Thanks for the help, I really appriciate it!

13. Feb 11, 2006

### Tom McCurdy

bit drunk

bit drunk but
$$\int\sqrt\frac{1}{x}dx$$
equals
$$2 \sqrt{\frac{1}{x}}x$$

14. Nov 15, 2009

### FortranMan

by the way, what's the proof for this inverse root? I swear I knew it at one time.

$$\int \frac{dx}{(x^2 + a^2)^{3/2}}=\frac{x}{a^2 \sqrt{x^2 + a^2}}$$

15. Nov 15, 2009

### Staff: Mentor

I can't believe this thread went on for as long as it did without the OP realizing that the integrand could be greatly simplified.
$$\sqrt{\frac{1}{x}}~=~\frac{\sqrt{1}}{\sqrt{x}}~=~\frac{1}{x^{1/2}}~=~x^{-1/2}$$

So the antiderivative requires nothing more than an application of the power rule.

16. Nov 15, 2009

### silverdiesel

wow.

3 years later, and yes, I think I've finally figured it out.
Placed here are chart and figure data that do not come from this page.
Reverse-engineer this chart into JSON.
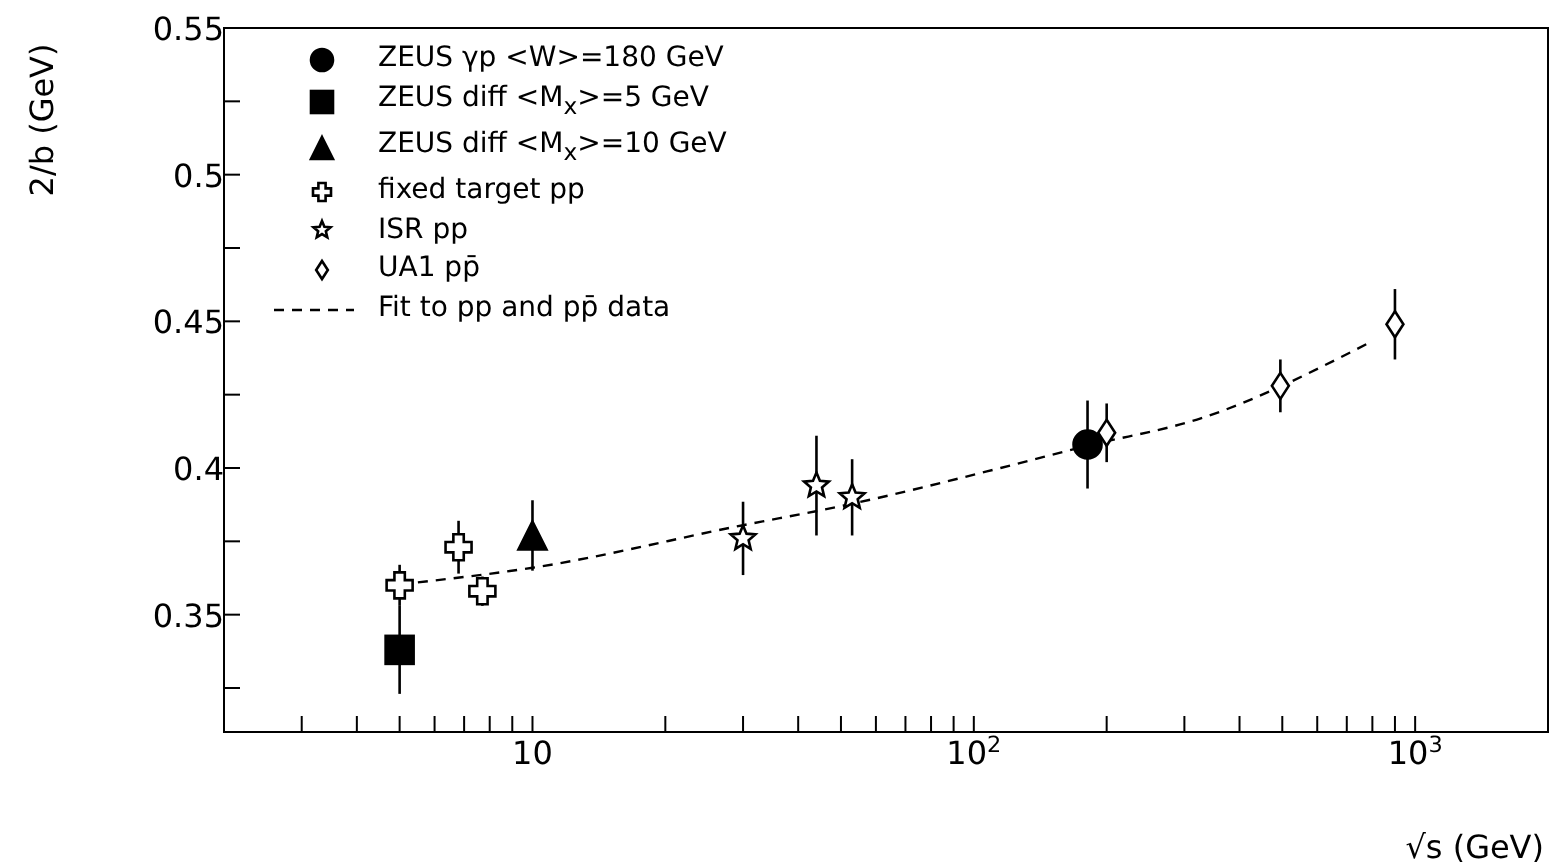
{
  "chart_data": {
    "type": "scatter",
    "xlabel": "√s (GeV)",
    "ylabel": "2/b (GeV)",
    "log": "x",
    "xlim": [
      2,
      2000
    ],
    "ylim": [
      0.31,
      0.55
    ],
    "xticks": [
      {
        "value": 2,
        "label": null
      },
      {
        "value": 3,
        "label": null
      },
      {
        "value": 4,
        "label": null
      },
      {
        "value": 5,
        "label": null
      },
      {
        "value": 6,
        "label": null
      },
      {
        "value": 7,
        "label": null
      },
      {
        "value": 8,
        "label": null
      },
      {
        "value": 9,
        "label": null
      },
      10,
      {
        "value": 20,
        "label": null
      },
      {
        "value": 30,
        "label": null
      },
      {
        "value": 40,
        "label": null
      },
      {
        "value": 50,
        "label": null
      },
      {
        "value": 60,
        "label": null
      },
      {
        "value": 70,
        "label": null
      },
      {
        "value": 80,
        "label": null
      },
      {
        "value": 90,
        "label": null
      },
      {
        "value": 100,
        "label": "10$^{2}$"
      },
      {
        "value": 200,
        "label": null
      },
      {
        "value": 300,
        "label": null
      },
      {
        "value": 400,
        "label": null
      },
      {
        "value": 500,
        "label": null
      },
      {
        "value": 600,
        "label": null
      },
      {
        "value": 700,
        "label": null
      },
      {
        "value": 800,
        "label": null
      },
      {
        "value": 900,
        "label": null
      },
      {
        "value": 1000,
        "label": "10$^{3}$"
      }
    ],
    "yticks": [
      {
        "value": 0.325,
        "label": null
      },
      0.35,
      {
        "value": 0.375,
        "label": null
      },
      0.4,
      {
        "value": 0.425,
        "label": null
      },
      0.45,
      {
        "value": 0.475,
        "label": null
      },
      0.5,
      {
        "value": 0.525,
        "label": null
      },
      0.55
    ],
    "legend": "top left",
    "series": [
      {
        "name": "ZEUS γp <W>=180 GeV",
        "color": "#000000",
        "marker": "circle",
        "x": [
          181
        ],
        "values": [
          0.408
        ],
        "errors": [
          0.015
        ]
      },
      {
        "name": "ZEUS diff <M$_{x}$>=5 GeV",
        "color": "#000000",
        "marker": "square",
        "x": [
          5
        ],
        "values": [
          0.338
        ],
        "errors": [
          0.015
        ]
      },
      {
        "name": "ZEUS diff <M$_{x}$>=10 GeV",
        "color": "#000000",
        "marker": "triangle",
        "x": [
          10
        ],
        "values": [
          0.377
        ],
        "errors": [
          0.012
        ]
      },
      {
        "name": "fixed target pp",
        "color": "#ffffff",
        "marker": "cross",
        "x": [
          5,
          6.8,
          7.7
        ],
        "values": [
          0.36,
          0.373,
          0.358
        ],
        "errors": [
          0.007,
          0.009,
          0.005
        ]
      },
      {
        "name": "ISR pp",
        "color": "#ffffff",
        "marker": "star",
        "x": [
          30,
          44,
          53
        ],
        "values": [
          0.376,
          0.394,
          0.39
        ],
        "errors": [
          0.0125,
          0.017,
          0.013
        ]
      },
      {
        "name": "UA1 pp̄",
        "color": "#ffffff",
        "marker": "diamond",
        "x": [
          200,
          495,
          900
        ],
        "values": [
          0.412,
          0.428,
          0.449
        ],
        "errors": [
          0.01,
          0.009,
          0.012
        ]
      },
      {
        "name": "Fit to pp and pp̄ data",
        "type": "line",
        "color": "#000000",
        "line_style": "dashed",
        "marker": "none",
        "x": [
          5.5,
          10,
          30,
          50,
          115,
          180,
          328,
          780
        ],
        "values": [
          0.361,
          0.366,
          0.3805,
          0.387,
          0.4,
          0.4075,
          0.417,
          0.4424
        ]
      }
    ]
  }
}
So, I am sitting at my desk trying to wrap my mind around the Kroneker Delta and the Levi-Civita Symbol. I do a google search for info, and a thread on my old friend, the Physics Forums pops up. I click the link, read it, (it did not help), I move on. Now, a few hours later I get an email about a response to a thread I posted three years ago.

I am guessing PF recognized me and made my account active again.

Anyhow... yeah, I got that one figured out. Funny how it seems so simple once you "speak" math. But when your just learning, the leap from x/root(x) to root(x) can be evasive.